The proposal is similar, though not identical, to Gov. Ted Strickland's health-care blueprint -- and its backers are encouraged by early positive responses from insurers, health-care providers, small-business interests and lawmakers.
The plan emerges as Strickland is soliciting ideas for tackling the health-care crisis that faces Ohio and the nation.
Extent of problem
An estimated 46.6 million Americans lack health coverage, and the gap is widening. In Ohio, the uninsured population has shrunk slightly -- from 11.2 percent in 1998 to 10.7 percent in 2004 -- but only as the state's Medicaid bills have skyrocketed.
During a gathering of Ohio health-care leaders Tuesday, Strickland said he wants the state to be "engaged in innovation and trying new things."
"As the problem increases, so does the press to find solutions," he said at a public health symposium at Ohio State University.
Strickland will travel to Washington, D.C., later this month to ask Health and Human Services Secretary Mike Leavitt to allow Ohio to use Medicaid money for premium assistance, he said. The money would be spent to offset premium costs for Ohioans who are living above poverty but still have trouble paying for their employer's health-insurance program.
The Democratic governor said he would oppose forcing financially strapped small businesses to provide health insurance for their workers, but might support legislation requiring large, profitable companies such as Wal-Mart to provide better health-care options.
Open to ideas
He said he welcomes all ideas for fixing the ailing health-care system.
Others said the more inventive the plan, the better -- given that nothing yet has worked.

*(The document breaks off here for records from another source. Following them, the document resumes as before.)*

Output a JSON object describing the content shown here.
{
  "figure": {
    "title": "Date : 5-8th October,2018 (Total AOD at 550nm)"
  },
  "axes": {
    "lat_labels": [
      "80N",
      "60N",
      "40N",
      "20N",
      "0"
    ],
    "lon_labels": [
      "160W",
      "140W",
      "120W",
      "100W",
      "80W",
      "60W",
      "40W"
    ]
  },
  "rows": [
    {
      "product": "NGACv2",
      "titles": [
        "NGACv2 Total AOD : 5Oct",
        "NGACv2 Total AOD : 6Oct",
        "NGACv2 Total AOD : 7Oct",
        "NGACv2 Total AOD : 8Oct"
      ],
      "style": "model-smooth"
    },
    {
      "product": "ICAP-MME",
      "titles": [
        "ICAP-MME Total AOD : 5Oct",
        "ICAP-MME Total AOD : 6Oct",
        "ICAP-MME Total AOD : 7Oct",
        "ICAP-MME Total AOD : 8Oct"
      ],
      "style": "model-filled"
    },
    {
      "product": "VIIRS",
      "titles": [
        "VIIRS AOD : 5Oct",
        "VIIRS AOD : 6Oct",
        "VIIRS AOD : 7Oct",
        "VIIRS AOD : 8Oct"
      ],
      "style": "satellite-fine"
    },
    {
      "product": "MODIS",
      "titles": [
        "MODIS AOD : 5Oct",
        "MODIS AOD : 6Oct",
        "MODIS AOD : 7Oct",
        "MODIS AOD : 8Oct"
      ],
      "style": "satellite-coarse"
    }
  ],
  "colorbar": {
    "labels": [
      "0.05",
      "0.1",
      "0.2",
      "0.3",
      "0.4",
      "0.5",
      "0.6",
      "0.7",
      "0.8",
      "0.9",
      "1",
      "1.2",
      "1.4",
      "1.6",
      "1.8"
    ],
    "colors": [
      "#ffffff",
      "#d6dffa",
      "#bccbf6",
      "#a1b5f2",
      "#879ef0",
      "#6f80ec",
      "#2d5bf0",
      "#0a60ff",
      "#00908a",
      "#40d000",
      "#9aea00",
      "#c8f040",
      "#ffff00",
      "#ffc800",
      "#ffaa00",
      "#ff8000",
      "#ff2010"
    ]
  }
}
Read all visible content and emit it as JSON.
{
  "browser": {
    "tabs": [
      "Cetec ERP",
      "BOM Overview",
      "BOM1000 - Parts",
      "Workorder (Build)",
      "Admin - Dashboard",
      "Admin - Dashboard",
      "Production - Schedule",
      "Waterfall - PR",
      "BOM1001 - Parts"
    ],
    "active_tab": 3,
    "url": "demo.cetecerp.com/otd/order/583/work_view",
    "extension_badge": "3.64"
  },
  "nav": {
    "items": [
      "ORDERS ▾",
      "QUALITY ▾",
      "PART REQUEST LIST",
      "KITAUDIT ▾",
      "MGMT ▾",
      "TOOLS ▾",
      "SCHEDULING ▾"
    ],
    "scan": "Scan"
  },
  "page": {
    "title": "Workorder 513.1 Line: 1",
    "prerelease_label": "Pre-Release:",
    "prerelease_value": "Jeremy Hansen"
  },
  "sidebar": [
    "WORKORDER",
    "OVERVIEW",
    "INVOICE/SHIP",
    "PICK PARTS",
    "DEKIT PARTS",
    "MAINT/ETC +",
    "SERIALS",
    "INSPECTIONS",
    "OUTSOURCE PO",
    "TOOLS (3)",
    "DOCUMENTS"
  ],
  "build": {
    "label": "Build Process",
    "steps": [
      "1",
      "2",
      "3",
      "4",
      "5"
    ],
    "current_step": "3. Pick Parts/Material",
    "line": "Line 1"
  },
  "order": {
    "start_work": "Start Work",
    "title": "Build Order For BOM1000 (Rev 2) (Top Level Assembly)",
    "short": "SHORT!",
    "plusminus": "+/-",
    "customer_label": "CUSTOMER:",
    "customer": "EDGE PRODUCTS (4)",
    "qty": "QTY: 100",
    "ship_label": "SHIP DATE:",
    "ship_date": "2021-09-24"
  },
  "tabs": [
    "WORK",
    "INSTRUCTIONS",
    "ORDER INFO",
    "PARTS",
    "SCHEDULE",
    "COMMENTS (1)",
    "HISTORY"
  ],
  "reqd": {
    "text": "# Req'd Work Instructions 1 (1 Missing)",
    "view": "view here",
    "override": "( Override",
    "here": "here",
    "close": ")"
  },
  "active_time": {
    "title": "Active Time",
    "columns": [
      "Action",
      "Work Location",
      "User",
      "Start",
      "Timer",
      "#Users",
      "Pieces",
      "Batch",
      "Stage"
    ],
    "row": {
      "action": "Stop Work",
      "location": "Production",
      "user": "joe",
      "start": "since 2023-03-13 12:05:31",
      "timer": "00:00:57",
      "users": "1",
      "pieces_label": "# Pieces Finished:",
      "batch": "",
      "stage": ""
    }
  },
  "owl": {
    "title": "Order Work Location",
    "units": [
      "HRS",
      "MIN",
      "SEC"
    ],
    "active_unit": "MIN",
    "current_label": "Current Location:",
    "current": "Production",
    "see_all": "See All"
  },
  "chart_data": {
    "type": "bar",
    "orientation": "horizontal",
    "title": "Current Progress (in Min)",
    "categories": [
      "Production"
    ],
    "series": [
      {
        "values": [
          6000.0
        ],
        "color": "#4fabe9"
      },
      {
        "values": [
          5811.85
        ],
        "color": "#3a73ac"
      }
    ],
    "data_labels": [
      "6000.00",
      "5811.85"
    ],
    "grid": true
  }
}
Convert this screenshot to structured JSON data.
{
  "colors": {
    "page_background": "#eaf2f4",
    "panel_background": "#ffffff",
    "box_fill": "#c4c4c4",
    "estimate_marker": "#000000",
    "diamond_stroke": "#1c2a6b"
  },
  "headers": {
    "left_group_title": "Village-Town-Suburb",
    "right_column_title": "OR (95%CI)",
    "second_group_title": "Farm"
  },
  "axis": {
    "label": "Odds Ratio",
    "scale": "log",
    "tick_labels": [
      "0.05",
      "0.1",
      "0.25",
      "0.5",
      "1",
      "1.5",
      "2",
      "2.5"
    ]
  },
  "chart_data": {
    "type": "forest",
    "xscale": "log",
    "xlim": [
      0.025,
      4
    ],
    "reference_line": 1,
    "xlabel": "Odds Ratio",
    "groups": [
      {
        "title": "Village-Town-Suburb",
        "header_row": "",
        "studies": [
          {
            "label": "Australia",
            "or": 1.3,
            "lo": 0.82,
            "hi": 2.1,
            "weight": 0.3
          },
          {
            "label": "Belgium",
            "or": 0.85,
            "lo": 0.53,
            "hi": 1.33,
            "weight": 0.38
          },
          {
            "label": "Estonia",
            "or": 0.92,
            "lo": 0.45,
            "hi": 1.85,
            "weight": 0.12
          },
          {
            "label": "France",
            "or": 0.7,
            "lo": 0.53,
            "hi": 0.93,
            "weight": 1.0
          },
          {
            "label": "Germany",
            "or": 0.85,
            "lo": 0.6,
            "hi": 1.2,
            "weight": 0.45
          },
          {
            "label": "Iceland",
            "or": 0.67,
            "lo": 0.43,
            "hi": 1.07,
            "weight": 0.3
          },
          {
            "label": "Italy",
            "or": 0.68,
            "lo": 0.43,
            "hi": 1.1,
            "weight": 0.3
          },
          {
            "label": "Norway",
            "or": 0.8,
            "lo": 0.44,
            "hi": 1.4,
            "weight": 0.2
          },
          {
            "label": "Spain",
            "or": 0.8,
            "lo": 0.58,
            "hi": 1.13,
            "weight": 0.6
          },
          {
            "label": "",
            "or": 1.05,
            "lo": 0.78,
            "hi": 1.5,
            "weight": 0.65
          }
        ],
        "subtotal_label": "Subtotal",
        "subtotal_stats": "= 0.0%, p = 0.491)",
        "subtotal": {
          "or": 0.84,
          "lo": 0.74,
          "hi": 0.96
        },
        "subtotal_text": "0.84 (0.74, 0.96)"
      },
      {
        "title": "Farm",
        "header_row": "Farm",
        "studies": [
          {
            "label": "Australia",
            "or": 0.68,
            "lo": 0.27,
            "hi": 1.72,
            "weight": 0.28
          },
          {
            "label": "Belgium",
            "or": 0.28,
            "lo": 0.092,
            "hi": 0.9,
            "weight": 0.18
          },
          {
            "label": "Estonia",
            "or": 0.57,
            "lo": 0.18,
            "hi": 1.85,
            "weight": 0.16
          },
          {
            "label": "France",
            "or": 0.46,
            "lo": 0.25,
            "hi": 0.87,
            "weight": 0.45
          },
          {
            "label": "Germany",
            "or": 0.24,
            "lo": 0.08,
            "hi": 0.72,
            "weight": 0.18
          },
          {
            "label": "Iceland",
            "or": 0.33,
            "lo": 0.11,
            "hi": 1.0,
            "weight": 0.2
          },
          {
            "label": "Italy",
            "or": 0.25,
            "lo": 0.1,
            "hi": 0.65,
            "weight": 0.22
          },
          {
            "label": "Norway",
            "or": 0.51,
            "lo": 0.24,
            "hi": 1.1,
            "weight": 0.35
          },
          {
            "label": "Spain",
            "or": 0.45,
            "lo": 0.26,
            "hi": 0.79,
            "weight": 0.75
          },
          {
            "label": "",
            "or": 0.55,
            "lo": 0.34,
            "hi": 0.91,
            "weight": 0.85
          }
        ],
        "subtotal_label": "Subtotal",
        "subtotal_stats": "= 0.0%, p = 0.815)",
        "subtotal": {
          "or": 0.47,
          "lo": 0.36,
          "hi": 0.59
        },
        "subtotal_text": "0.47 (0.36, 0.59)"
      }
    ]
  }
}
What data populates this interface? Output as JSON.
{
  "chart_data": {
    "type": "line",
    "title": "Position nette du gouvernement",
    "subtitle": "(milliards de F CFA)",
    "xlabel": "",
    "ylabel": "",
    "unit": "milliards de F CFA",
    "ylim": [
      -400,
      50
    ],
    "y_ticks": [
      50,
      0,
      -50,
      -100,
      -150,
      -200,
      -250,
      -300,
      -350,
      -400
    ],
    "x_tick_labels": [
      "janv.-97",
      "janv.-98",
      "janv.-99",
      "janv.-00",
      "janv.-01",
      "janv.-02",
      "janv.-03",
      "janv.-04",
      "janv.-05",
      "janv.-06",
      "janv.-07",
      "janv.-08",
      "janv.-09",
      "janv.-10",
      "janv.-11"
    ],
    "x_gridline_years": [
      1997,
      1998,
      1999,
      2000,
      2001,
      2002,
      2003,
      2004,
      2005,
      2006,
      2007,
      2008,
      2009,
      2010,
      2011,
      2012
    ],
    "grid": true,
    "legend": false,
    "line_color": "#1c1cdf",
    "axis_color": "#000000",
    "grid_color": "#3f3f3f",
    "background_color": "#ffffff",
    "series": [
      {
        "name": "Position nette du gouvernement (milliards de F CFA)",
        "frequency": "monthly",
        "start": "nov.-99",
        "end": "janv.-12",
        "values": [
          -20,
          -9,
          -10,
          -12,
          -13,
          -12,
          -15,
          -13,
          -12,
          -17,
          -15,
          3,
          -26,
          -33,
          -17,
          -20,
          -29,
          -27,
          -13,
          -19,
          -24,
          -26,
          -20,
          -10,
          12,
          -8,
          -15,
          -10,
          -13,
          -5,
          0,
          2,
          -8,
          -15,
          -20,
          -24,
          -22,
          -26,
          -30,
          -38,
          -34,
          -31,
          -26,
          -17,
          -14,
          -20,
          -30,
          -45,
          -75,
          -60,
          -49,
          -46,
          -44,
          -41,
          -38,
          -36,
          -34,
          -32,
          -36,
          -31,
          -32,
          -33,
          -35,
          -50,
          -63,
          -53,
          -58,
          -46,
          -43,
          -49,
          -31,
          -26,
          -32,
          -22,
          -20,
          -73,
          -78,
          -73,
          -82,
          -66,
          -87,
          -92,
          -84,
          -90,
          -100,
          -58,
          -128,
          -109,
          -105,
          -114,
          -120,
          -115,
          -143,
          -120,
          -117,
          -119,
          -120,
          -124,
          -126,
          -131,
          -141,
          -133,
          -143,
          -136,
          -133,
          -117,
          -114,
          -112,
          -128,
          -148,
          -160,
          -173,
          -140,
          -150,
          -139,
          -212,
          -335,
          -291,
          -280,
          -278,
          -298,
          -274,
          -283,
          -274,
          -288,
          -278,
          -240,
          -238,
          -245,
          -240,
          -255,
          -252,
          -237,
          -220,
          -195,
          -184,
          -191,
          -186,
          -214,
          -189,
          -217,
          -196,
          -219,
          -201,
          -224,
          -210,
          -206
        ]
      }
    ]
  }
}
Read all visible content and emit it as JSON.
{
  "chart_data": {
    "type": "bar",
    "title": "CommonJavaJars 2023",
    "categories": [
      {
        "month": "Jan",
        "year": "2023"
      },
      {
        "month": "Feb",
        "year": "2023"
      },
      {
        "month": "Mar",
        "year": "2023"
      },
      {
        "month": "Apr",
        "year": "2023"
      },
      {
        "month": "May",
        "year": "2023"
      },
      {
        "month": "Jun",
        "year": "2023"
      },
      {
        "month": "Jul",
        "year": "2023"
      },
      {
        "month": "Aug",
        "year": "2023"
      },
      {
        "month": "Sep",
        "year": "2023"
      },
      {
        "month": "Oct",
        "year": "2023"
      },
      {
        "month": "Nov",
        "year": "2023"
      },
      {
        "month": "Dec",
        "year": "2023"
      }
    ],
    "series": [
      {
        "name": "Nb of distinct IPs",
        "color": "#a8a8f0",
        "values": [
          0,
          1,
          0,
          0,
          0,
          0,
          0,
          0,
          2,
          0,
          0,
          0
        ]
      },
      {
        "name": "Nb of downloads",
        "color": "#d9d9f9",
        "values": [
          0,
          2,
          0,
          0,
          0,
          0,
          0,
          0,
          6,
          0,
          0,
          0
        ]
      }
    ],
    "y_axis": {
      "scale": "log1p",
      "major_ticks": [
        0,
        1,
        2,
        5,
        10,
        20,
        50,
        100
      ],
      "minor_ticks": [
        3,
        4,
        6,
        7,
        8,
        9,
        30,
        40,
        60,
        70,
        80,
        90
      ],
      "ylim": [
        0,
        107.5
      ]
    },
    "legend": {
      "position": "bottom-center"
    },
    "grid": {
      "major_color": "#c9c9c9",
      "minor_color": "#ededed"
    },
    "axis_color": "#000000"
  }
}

"It's good to have a variety of options when you're looking at how to tackle the problem. It helps the dialogue," said Ohio Senate Chief of Staff Matt Schuler, who added his caucus is also studying alternative solutions to the issue.
Amy Goldstein, director of government relations for the Free Medical Clinic of Cleveland, said the proposal is intriguing. The clinic serves Medicaid-ineligible and uninsured patients.
"If this program allows them affordable access to health care, it stands to make a tremendous difference in the working lives of those who the Free Clinic serves," she said.
Ty Pine, a lobbyist for the National Federation of Independent Business-Ohio, said there are many plans emerging and his small-business members have not yet endorsed one.
A benefit of the Ohio Healthy Workers program is that it takes a free-market approach to the sale of insurance, allowing HMOs and private insurers to offer the policies, but simultaneously allows workers to use government subsidies to pay their share, he said.